The practical breakdown:
- Something salty (nuts, crackers, crisps)
- Something sweet (chocolate, dried fruit, energy bars)
- Something that feels like a real food (apples, hard cheese, sandwiches if you’re eating them same day)
- Water in a refillable bottle per person, refilled at every significant stop
Bring more than you think you need. A long driving day is more comfortable with food security.
Country-specific food considerations:
In France: motorway service stations are actually good. Supermarkets are excellent. You can eat very well without planning.
In the USA on interstate highways: service stations range from acceptable to grim depending on the state. If you’re driving rural Southwest or Great Plains, stock up in cities because the food options between are limited.
In Australia in the outback: bring significantly more water than you expect to need. 4L per person per day as a minimum in extreme heat.

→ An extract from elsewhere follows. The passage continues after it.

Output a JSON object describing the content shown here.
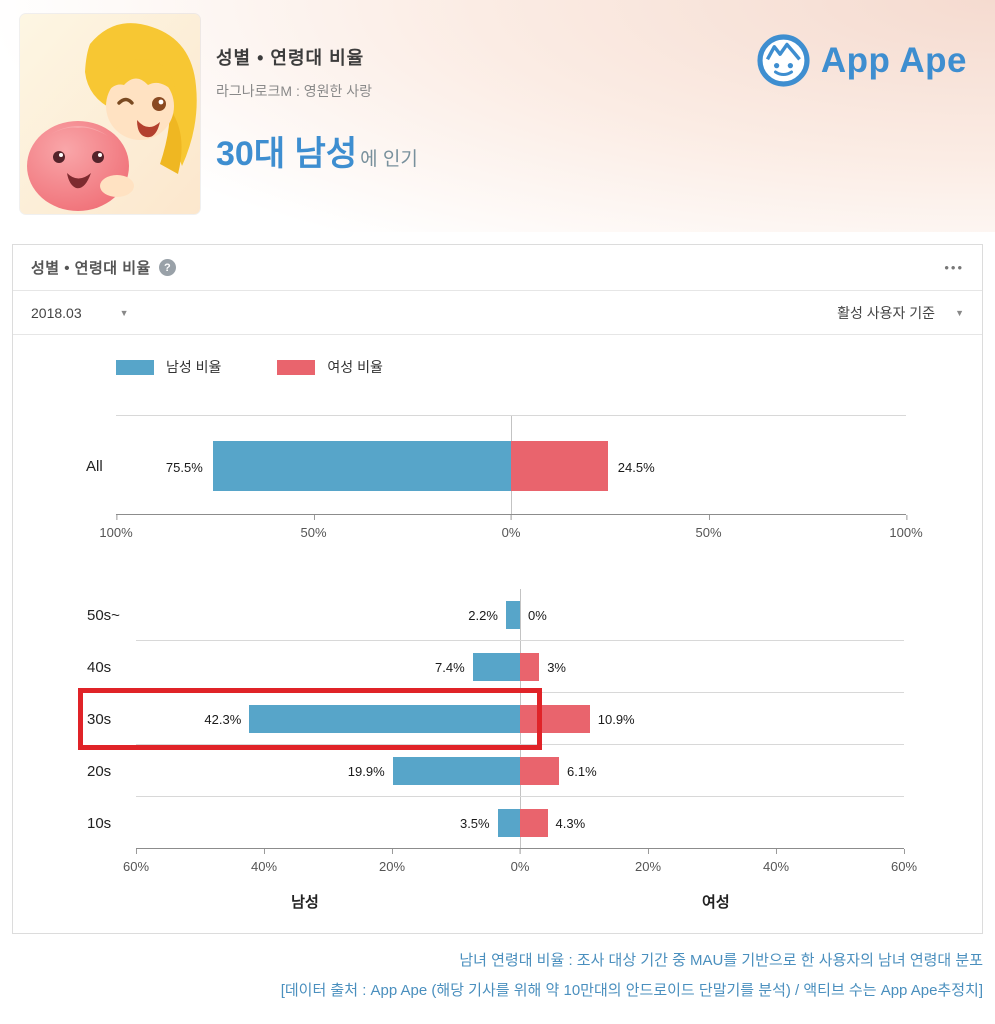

Roadhouses exist along major routes but are sometimes 200km apart. Treat them as mandatory stops, not optional ones.
In Morocco: markets in any town sell excellent fresh food cheaply. Supermarkets in cities are well-stocked. Rural areas have smaller selections. The bread is very good almost everywhere.
The documents checklist
This is the area where the consequences of forgetting are most serious:
- Driving licence (both parts if UK): plus photo backup
- IDP if required for your destination
- Car rental agreement and insurance documents
- Roadside assistance number (saved as a contact, not just on paper)

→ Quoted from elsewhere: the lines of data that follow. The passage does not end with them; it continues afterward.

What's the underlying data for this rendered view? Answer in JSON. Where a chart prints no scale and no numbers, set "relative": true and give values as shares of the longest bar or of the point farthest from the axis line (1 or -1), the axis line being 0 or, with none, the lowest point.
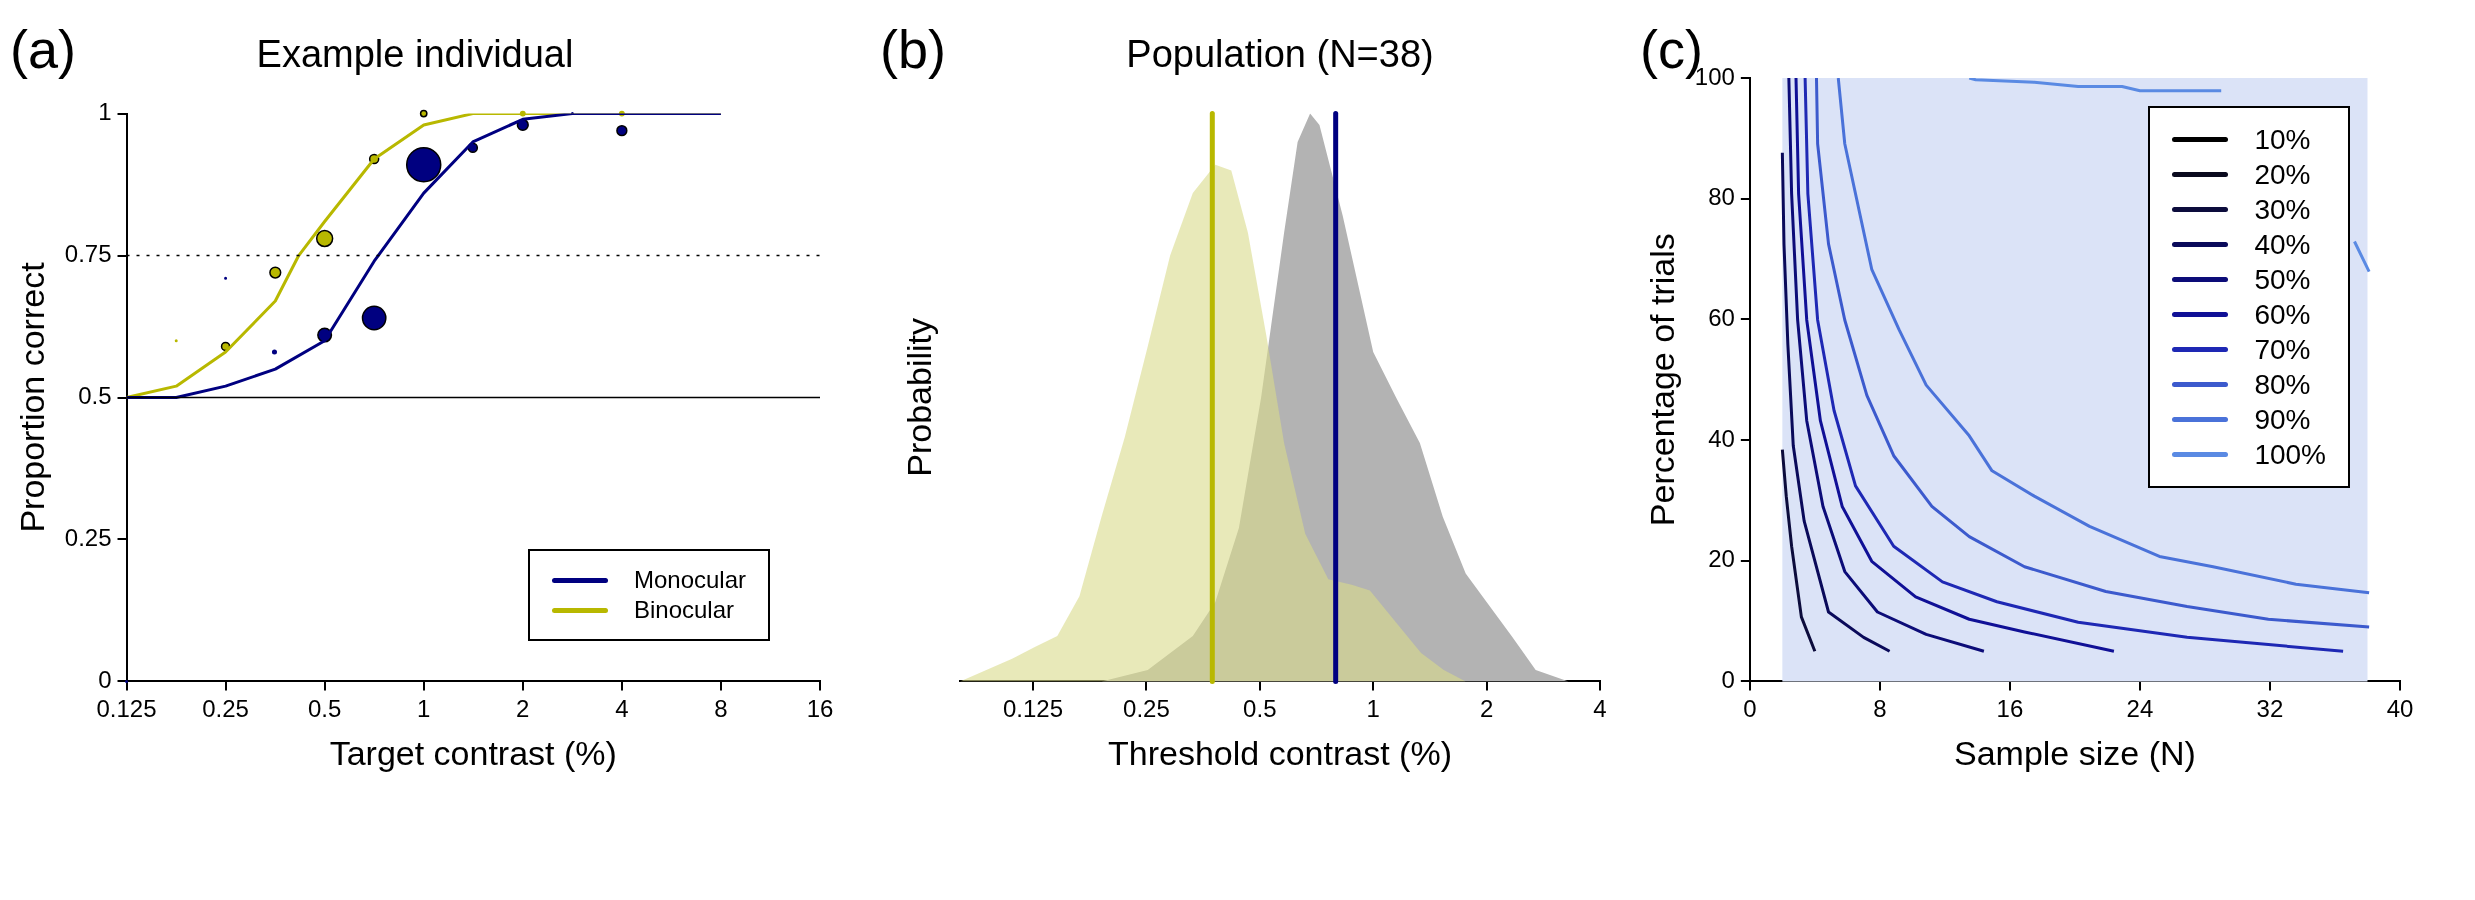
{
  "chart_data": [
    {
      "type": "line",
      "title": "Example individual",
      "xlabel": "Target contrast (%)",
      "ylabel": "Proportion correct",
      "annotations": [
        "(a)"
      ],
      "log": "x",
      "xlim": [
        0.125,
        16
      ],
      "xticks": [
        0.125,
        0.25,
        0.5,
        1,
        2,
        4,
        8,
        16
      ],
      "ylim": [
        0,
        1
      ],
      "yticks": [
        0,
        0.25,
        0.5,
        0.75,
        1
      ],
      "legend": "bottom right",
      "ref_lines": [
        {
          "axis": "y",
          "value": 0.75,
          "line_style": "dotted",
          "color": "#000000"
        },
        {
          "axis": "y",
          "value": 0.5,
          "color": "#000000"
        }
      ],
      "series": [
        {
          "name": "Monocular",
          "type": "line",
          "color": "#000080",
          "x": [
            0.125,
            0.177,
            0.25,
            0.354,
            0.5,
            0.707,
            1,
            1.41,
            2,
            2.83,
            4,
            8
          ],
          "values": [
            0.5,
            0.5,
            0.52,
            0.55,
            0.6,
            0.74,
            0.86,
            0.95,
            0.99,
            1,
            1,
            1
          ]
        },
        {
          "name": "Binocular",
          "type": "line",
          "color": "#b8b800",
          "x": [
            0.125,
            0.177,
            0.25,
            0.354,
            0.417,
            0.5,
            0.707,
            1,
            1.41,
            2,
            4,
            8
          ],
          "values": [
            0.5,
            0.52,
            0.58,
            0.67,
            0.75,
            0.81,
            0.92,
            0.98,
            1,
            1,
            1,
            1
          ]
        },
        {
          "type": "bubble",
          "color": "#000080",
          "x": [
            0.125,
            0.25,
            0.352,
            0.5,
            0.707,
            1,
            1.41,
            2,
            2.83,
            4
          ],
          "values": [
            0,
            0.71,
            0.58,
            0.61,
            0.64,
            0.91,
            0.94,
            0.98,
            1,
            0.97
          ],
          "sizes": [
            0.002,
            0.002,
            0.011,
            0.16,
            0.47,
            1,
            0.07,
            0.1,
            0.002,
            0.084
          ]
        },
        {
          "type": "bubble",
          "color": "#b8b800",
          "x": [
            0.177,
            0.25,
            0.354,
            0.5,
            0.707,
            1,
            2,
            4
          ],
          "values": [
            0.6,
            0.59,
            0.72,
            0.78,
            0.92,
            1,
            1,
            1
          ],
          "sizes": [
            0.002,
            0.056,
            0.1,
            0.22,
            0.07,
            0.034,
            0.017,
            0.017
          ]
        }
      ]
    },
    {
      "type": "area",
      "title": "Population (N=38)",
      "xlabel": "Threshold contrast (%)",
      "ylabel": "Probability",
      "annotations": [
        "(b)"
      ],
      "relative": true,
      "log": "x",
      "xlim": [
        0.08,
        4
      ],
      "xticks": [
        0.125,
        0.25,
        0.5,
        1,
        2,
        4
      ],
      "ref_lines": [
        {
          "axis": "x",
          "value": 0.374,
          "color": "#b8b800"
        },
        {
          "axis": "x",
          "value": 0.795,
          "color": "#000080"
        }
      ],
      "series": [
        {
          "color": "#b3b3b3",
          "x": [
            0.19,
            0.252,
            0.332,
            0.381,
            0.44,
            0.504,
            0.58,
            0.63,
            0.68,
            0.72,
            0.83,
            0.94,
            1.0,
            1.15,
            1.33,
            1.53,
            1.76,
            2.0,
            2.33,
            2.7,
            3.3
          ],
          "values": [
            0,
            0.02,
            0.08,
            0.14,
            0.27,
            0.5,
            0.79,
            0.95,
            1,
            0.98,
            0.82,
            0.66,
            0.58,
            0.5,
            0.42,
            0.29,
            0.19,
            0.14,
            0.08,
            0.02,
            0
          ]
        },
        {
          "color": "#d8db8a",
          "x": [
            0.08,
            0.11,
            0.126,
            0.145,
            0.166,
            0.19,
            0.219,
            0.252,
            0.289,
            0.332,
            0.381,
            0.42,
            0.465,
            0.52,
            0.58,
            0.66,
            0.76,
            0.877,
            0.98,
            1.13,
            1.34,
            1.54,
            1.76
          ],
          "values": [
            0,
            0.04,
            0.06,
            0.08,
            0.15,
            0.29,
            0.43,
            0.59,
            0.75,
            0.86,
            0.91,
            0.9,
            0.79,
            0.61,
            0.42,
            0.26,
            0.18,
            0.17,
            0.16,
            0.11,
            0.05,
            0.02,
            0
          ]
        }
      ]
    },
    {
      "type": "line",
      "xlabel": "Sample size (N)",
      "ylabel": "Percentage of trials",
      "annotations": [
        "(c)"
      ],
      "xlim": [
        0,
        40
      ],
      "xticks": [
        0,
        8,
        16,
        24,
        32,
        40
      ],
      "ylim": [
        0,
        100
      ],
      "yticks": [
        0,
        20,
        40,
        60,
        80,
        100
      ],
      "legend": "top right",
      "bands": [
        {
          "axis": "x",
          "from": 2,
          "to": 38,
          "color": "#dbe3f7"
        }
      ],
      "series": [
        {
          "name": "10%",
          "color": "#000000"
        },
        {
          "name": "20%",
          "color": "#0a0a1e"
        },
        {
          "name": "30%",
          "color": "#0c0c3c",
          "x": [
            2.0,
            2.24,
            2.57,
            3.17,
            4.0
          ],
          "values": [
            38.4,
            30.7,
            22.4,
            10.7,
            5.0
          ]
        },
        {
          "name": "40%",
          "color": "#0a0a5a",
          "x": [
            2.0,
            2.1,
            2.34,
            2.67,
            3.34,
            4.84,
            7.0,
            8.6
          ],
          "values": [
            87.6,
            72.5,
            55.8,
            39.1,
            26.6,
            11.5,
            7.3,
            5.0
          ]
        },
        {
          "name": "50%",
          "color": "#0c0c78",
          "x": [
            2.4,
            2.57,
            2.94,
            3.5,
            4.5,
            5.84,
            7.85,
            10.85,
            14.4
          ],
          "values": [
            100,
            80.8,
            59.9,
            43.2,
            29.0,
            18.2,
            11.5,
            7.8,
            5.0
          ]
        },
        {
          "name": "60%",
          "color": "#101096",
          "x": [
            2.84,
            3.0,
            3.5,
            4.34,
            5.68,
            7.5,
            10.2,
            13.5,
            16.9,
            22.4
          ],
          "values": [
            100,
            80.8,
            59.9,
            43.2,
            29.0,
            19.9,
            14.0,
            10.3,
            8.2,
            5.0
          ]
        },
        {
          "name": "70%",
          "color": "#1e28b4",
          "x": [
            3.4,
            3.57,
            4.17,
            5.18,
            6.5,
            8.85,
            11.85,
            15.2,
            20.2,
            26.9,
            31.9,
            36.5
          ],
          "values": [
            100,
            80.8,
            59.9,
            44.9,
            32.4,
            22.4,
            16.5,
            13.2,
            9.8,
            7.3,
            6.1,
            5.0
          ]
        },
        {
          "name": "80%",
          "color": "#3c5acd",
          "x": [
            4.1,
            4.17,
            4.84,
            5.84,
            7.2,
            8.85,
            11.2,
            13.5,
            16.9,
            21.9,
            26.9,
            31.9,
            38.1
          ],
          "values": [
            100,
            89.1,
            72.5,
            59.9,
            47.4,
            37.4,
            29.0,
            24.0,
            19.0,
            14.9,
            12.4,
            10.3,
            9.0
          ]
        },
        {
          "name": "90%",
          "color": "#4a72d9",
          "x": [
            5.44,
            5.84,
            7.5,
            9.18,
            10.85,
            13.5,
            14.9,
            17.5,
            20.9,
            25.2,
            28.5,
            33.6,
            38.1
          ],
          "values": [
            100,
            89.1,
            68.3,
            58.3,
            49.1,
            40.7,
            34.9,
            30.7,
            25.7,
            20.7,
            19.0,
            16.1,
            14.7
          ]
        },
        {
          "name": "100%",
          "color": "#5a8ae3",
          "x": [
            13.5,
            13.9,
            17.5,
            20.2,
            22.9,
            24.0,
            29.0,
            29.7,
            33,
            37.2,
            38.1
          ],
          "values": [
            100,
            99.7,
            99.3,
            98.6,
            98.6,
            97.9,
            97.9,
            null,
            null,
            72.9,
            67.9
          ]
        }
      ]
    }
  ]
}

- Passport (for international trips)
- Accommodation confirmations (screenshot, not just in-app)
- Travel insurance details and emergency number
- Car registration documents (if driving your own vehicle internationally)
- Country-specific requirements (Green Card for driving into some European countries in your own car; this is still required for UK vehicles driving into some EU states post-Brexit)
The honest conclusion
The Portugal flat tyre took 90 minutes because I didn’t have a torch and I couldn’t read the jack instructions in the dark. With a £6 headlamp, it would have taken 25 minutes.
Most road trip crises are like this: minor inconveniences that become major ones because of one missing item. The torch. The offline maps. The roadside assistance number saved before you needed it. The cash for the toll road that didn’t accept cards.
Cover the five most likely problems (dead phone, getting lost, car issue requiring assistance, minor injury, running out of something) and you’re set. The other 50 things that could theoretically happen: deal with them if they happen.
And bring more snacks than you think you need. On this point I will not be argued with.